L’amour… plus grand que tous les maux

Heureusement qu’il y a un Dieu qui gouverne sa création, un Dieu sage qui protège et qui bénit. C’est sous la bénédiction de ce Dieu protecteur et providentiel que Aklo a pu connaître un dénouement heureux. C’est grâce à ce Dieu suprême qu’il a pu trouver le chemin de bonheur pour redonner un sens à sa vie. Tout n’est alors pas que noir dans «Crabe de métal pur». Tout n’est pas que sortilège, barbarie et sauvagerie ; tout n’est pas que haine et méchanceté ; et tout n’est pas qu’horreur et injustice. Mais il y a aussi dans l’univers romanesque de Gaston Zossou une chose sainte et sublime, c’est l’union de deux êtres si imparfaits et si imprévisibles. Le roman s’achève sur un récit intitulé, l’aurore de mon soleil dans lequel Aklo trouve sa raison et sa joie de vivre dans l’amour qu’il a pour la jeune fille Abla : « Je jure par tous les dieux que je resterai fidèle à mon serment et que tu seras ma seule compagne jusqu’à la tombe.» p.273. C’est l’heureux dénouement de la vie et de la destinée d’un miraculé à la suite des défis qui ont jalonné tout son parcours.
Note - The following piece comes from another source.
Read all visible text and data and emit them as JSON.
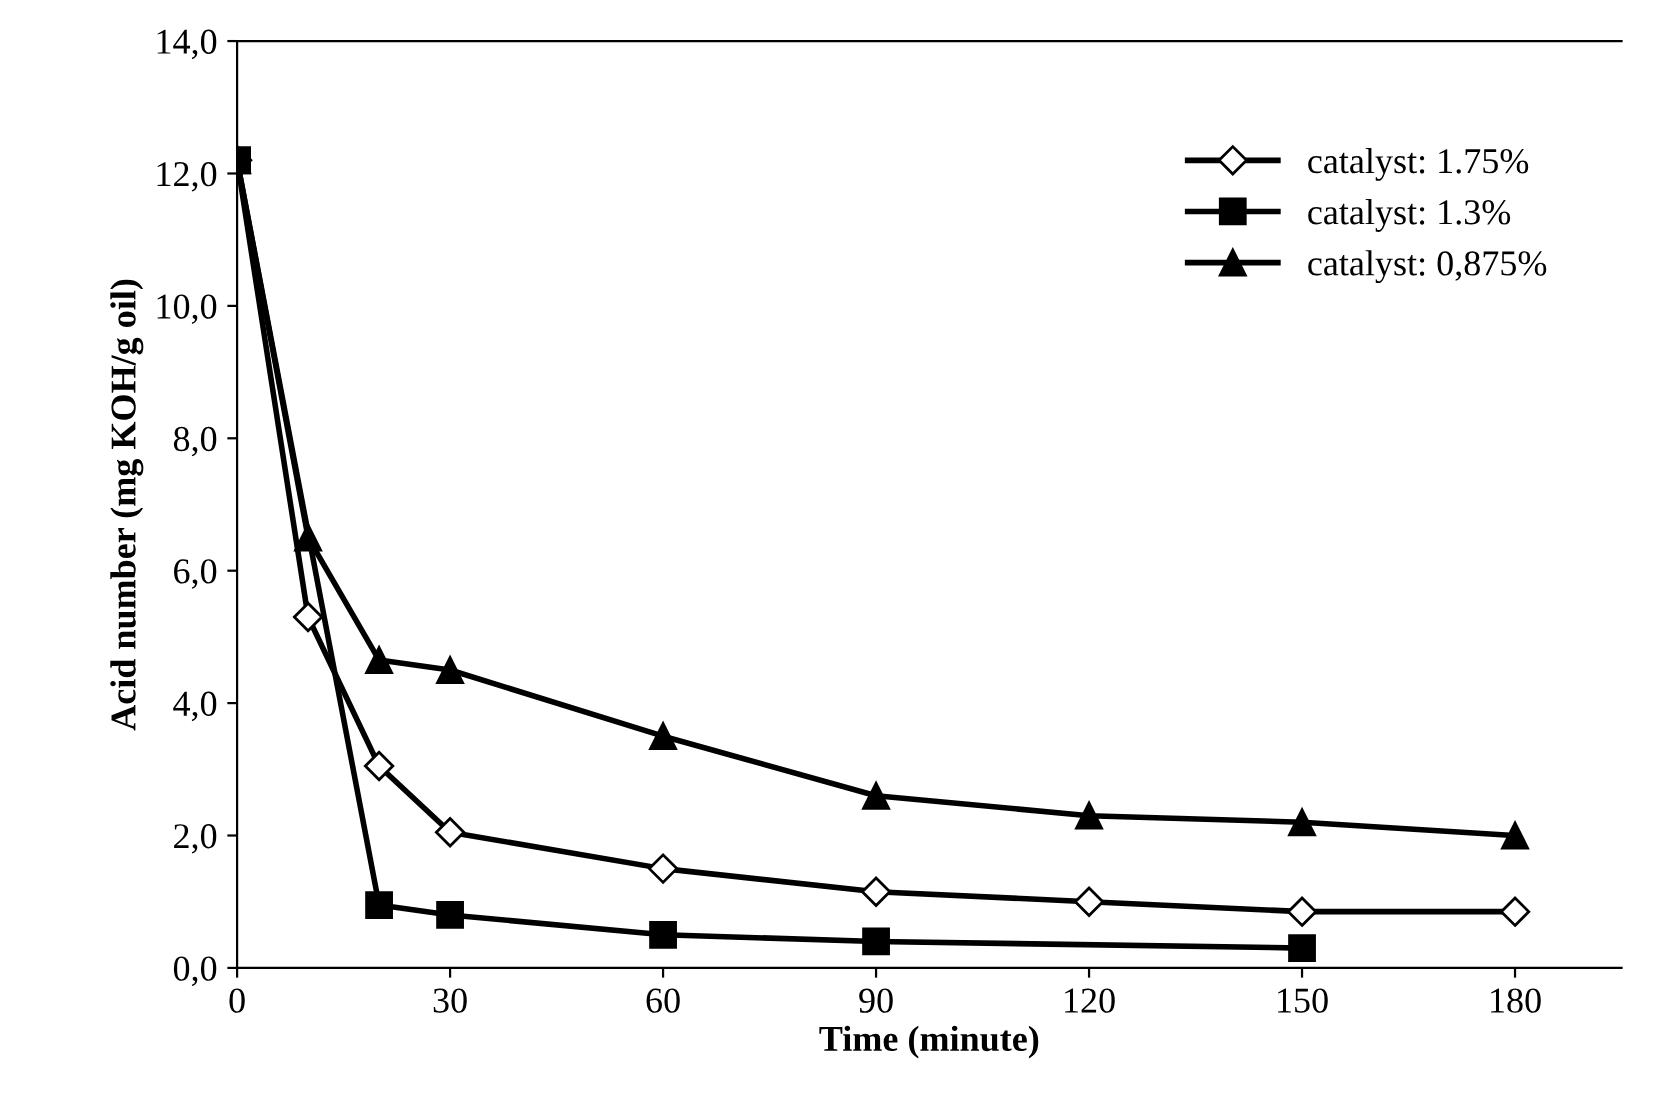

Comme quoi, l’amour est au dessus de tout et est plus grand que tous les maux dont souffre l’Afrique. C’est d’ailleurs pourquoi l’auteur, aussi bien en milieu rural qu’en milieu urbain, fait écho des valeurs telles que, la solidarité, l’entraide inhérente à l’Afrique, l’amour et enfin le bien qui finit toujours par triompher du mal. N’est-il pas alors grand temps que les Africains sacrifient la perversité à l’autel de l’amour pour le rayonnement de l’Afrique?
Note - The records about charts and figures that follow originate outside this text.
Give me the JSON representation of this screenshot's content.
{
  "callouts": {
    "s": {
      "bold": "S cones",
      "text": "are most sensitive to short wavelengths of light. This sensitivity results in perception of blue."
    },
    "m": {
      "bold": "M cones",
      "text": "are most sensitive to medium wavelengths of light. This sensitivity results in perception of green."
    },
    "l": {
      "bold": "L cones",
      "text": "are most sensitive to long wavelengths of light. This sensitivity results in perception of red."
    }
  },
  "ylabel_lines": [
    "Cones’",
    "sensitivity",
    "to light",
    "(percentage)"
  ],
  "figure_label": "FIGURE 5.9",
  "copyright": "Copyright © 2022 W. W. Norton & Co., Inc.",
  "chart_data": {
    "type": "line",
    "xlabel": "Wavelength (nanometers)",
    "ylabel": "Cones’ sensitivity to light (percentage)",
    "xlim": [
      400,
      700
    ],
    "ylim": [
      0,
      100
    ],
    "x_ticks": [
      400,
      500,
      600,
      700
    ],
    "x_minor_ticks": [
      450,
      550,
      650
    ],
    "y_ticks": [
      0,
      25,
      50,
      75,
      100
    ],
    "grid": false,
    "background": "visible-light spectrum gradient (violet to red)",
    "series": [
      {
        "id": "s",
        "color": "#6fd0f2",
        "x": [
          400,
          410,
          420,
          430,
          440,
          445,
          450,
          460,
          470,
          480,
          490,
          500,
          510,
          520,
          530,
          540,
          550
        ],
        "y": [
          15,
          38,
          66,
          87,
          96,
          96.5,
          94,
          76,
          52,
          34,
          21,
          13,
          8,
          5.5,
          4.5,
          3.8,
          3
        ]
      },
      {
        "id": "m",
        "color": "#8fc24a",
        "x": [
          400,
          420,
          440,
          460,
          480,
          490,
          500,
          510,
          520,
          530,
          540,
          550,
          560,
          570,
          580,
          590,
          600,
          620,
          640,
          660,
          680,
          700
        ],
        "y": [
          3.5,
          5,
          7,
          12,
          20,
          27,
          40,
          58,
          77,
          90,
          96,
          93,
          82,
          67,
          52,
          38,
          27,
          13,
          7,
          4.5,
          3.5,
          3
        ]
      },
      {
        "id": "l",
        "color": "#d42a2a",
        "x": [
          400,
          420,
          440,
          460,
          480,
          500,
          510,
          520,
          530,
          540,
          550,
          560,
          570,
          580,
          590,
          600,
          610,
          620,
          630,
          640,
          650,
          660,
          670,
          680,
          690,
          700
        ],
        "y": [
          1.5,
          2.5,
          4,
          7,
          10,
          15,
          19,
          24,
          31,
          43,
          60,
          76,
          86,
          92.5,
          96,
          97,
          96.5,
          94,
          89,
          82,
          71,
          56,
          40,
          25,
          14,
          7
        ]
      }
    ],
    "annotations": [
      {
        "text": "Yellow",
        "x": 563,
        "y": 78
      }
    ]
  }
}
«Crabe de métal pur», comme titre ne renseigne pas, hélas le lecteur sur le contenu de l’œuvre. Il faut la parcourir pour découvrir toutes ses richesses. Ce roman est intéressant par son style qui accroche ; son mode de narration et des discours ponctués de proverbes, de paroles fortes et riches en incantations. On y trouve plein d’expressions rappelant la sagesse du patrimoine culturel africain. On y trouve aussi plein de noms africains évocateurs de pouvoir. C’est le cas de Aklo, le héros dont le nom signifie pirogue, cette barque étroite et plate, mue à la pagaie ou à la voile et destinée à toujours rester à la surface de l’eau, synonyme de victoire. Ainsi, Aklo a pu sortir sain et sauf des labyrinthes et périls qui ont secoué sa vie comme l’indiquent la signification et le pouvoir évocateur de son nom. En outre, l’auteur ne manque pas de prétexte pour substituer à la narration ou à la description, la réflexion et l’analyse.

Par cette œuvre de 28000 mots, révélatrice de talent, du génie et du travail, Gaston Zossou mérite le respect de son lectorat.

 

 

                                                Cotonou, le 16 juillet 2012
                                               Robert Asdé
                                             de l’Association Aiyé Culture.